Here’s the key distinction for a bald spot on the head: cats who over-groom almost always target areas they can easily reach with their tongue, primarily the belly, chest, inner legs, and flanks. They can’t effectively lick the top of their own head. So if the bald spot is truly on top of the head, stress grooming is unlikely. If another cat in the household is doing the over-grooming (mutual grooming gone overboard), that’s a different story.
What a Vet Will Do
If the bald spot looks abnormal, a vet typically starts with a few straightforward tests. A skin scraping uses a blade and mineral oil to collect surface material, which is examined under a microscope for mites. Cytology collects cells from the skin to check for bacteria, yeast, or unusual immune cells. For suspected ringworm, a fungal culture or a special ultraviolet lamp can identify the infection.

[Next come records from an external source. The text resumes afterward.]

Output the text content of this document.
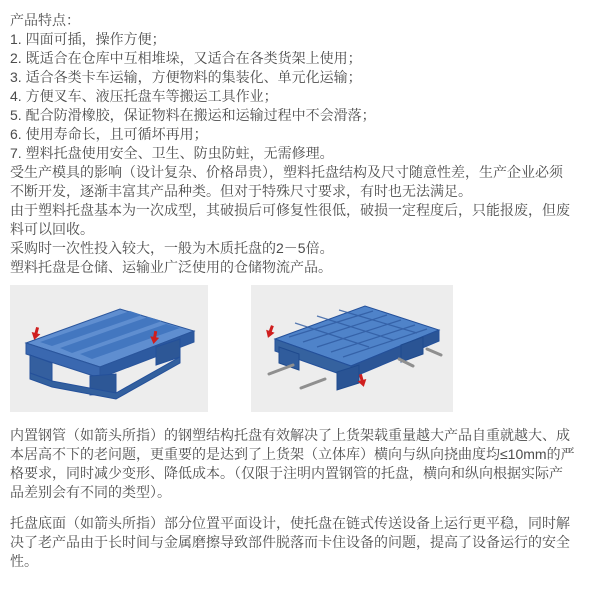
产品特点：
1. 四面可插，操作方便；
2. 既适合在仓库中互相堆垛，又适合在各类货架上使用；
3. 适合各类卡车运输，方便物料的集装化、单元化运输；
4. 方便叉车、液压托盘车等搬运工具作业；
5. 配合防滑橡胶，保证物料在搬运和运输过程中不会滑落；
6. 使用寿命长，且可循坏再用；
7. 塑料托盘使用安全、卫生、防虫防蛀，无需修理。

受生产模具的影响（设计复杂、价格昂贵），塑料托盘结构及尺寸随意性差，生产企业必须不断开发，逐渐丰富其产品种类。但对于特殊尺寸要求，有时也无法满足。

由于塑料托盘基本为一次成型，其破损后可修复性很低，破损一定程度后，只能报废，但废料可以回收。

采购时一次性投入较大，一般为木质托盘的2－5倍。

塑料托盘是仓储、运输业广泛使用的仓储物流产品。

内置钢管（如箭头所指）的钢塑结构托盘有效解决了上货架载重量越大产品自重就越大、成本居高不下的老问题，更重要的是达到了上货架（立体库）横向与纵向挠曲度均≤10mm的严格要求，同时减少变形、降低成本。（仅限于注明内置钢管的托盘，横向和纵向根据实际产品差别会有不同的类型）。

托盘底面（如箭头所指）部分位置平面设计，使托盘在链式传送设备上运行更平稳，同时解决了老产品由于长时间与金属磨擦导致部件脱落而卡住设备的问题，提高了设备运行的安全性。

If those initial tests don’t provide answers, or if the vet suspects an autoimmune condition or something deeper, a skin biopsy may follow. This involves taking a small, full-thickness sample of skin under local anesthesia and sending it to a pathologist. Biopsies are especially useful for ruling out autoimmune diseases, hair follicle disorders, and skin cancers.
How Quickly Fur Grows Back
Once the underlying cause is treated, most cats start showing new fuzz within a couple of weeks. Short-haired cats generally have a full coat back in two to three months. Long-haired breeds take longer, typically three to six months for complete regrowth. The timeline depends partly on how much damage the skin sustained. If scratching caused deep wounds or secondary infections, healing the skin itself adds time before hair follicles can restart normal growth.
Conditions like ringworm require completing the full course of treatment before you’ll see consistent regrowth, since the fungus can re-infect new hair as it comes in. Allergies need ongoing management to prevent the cycle from repeating.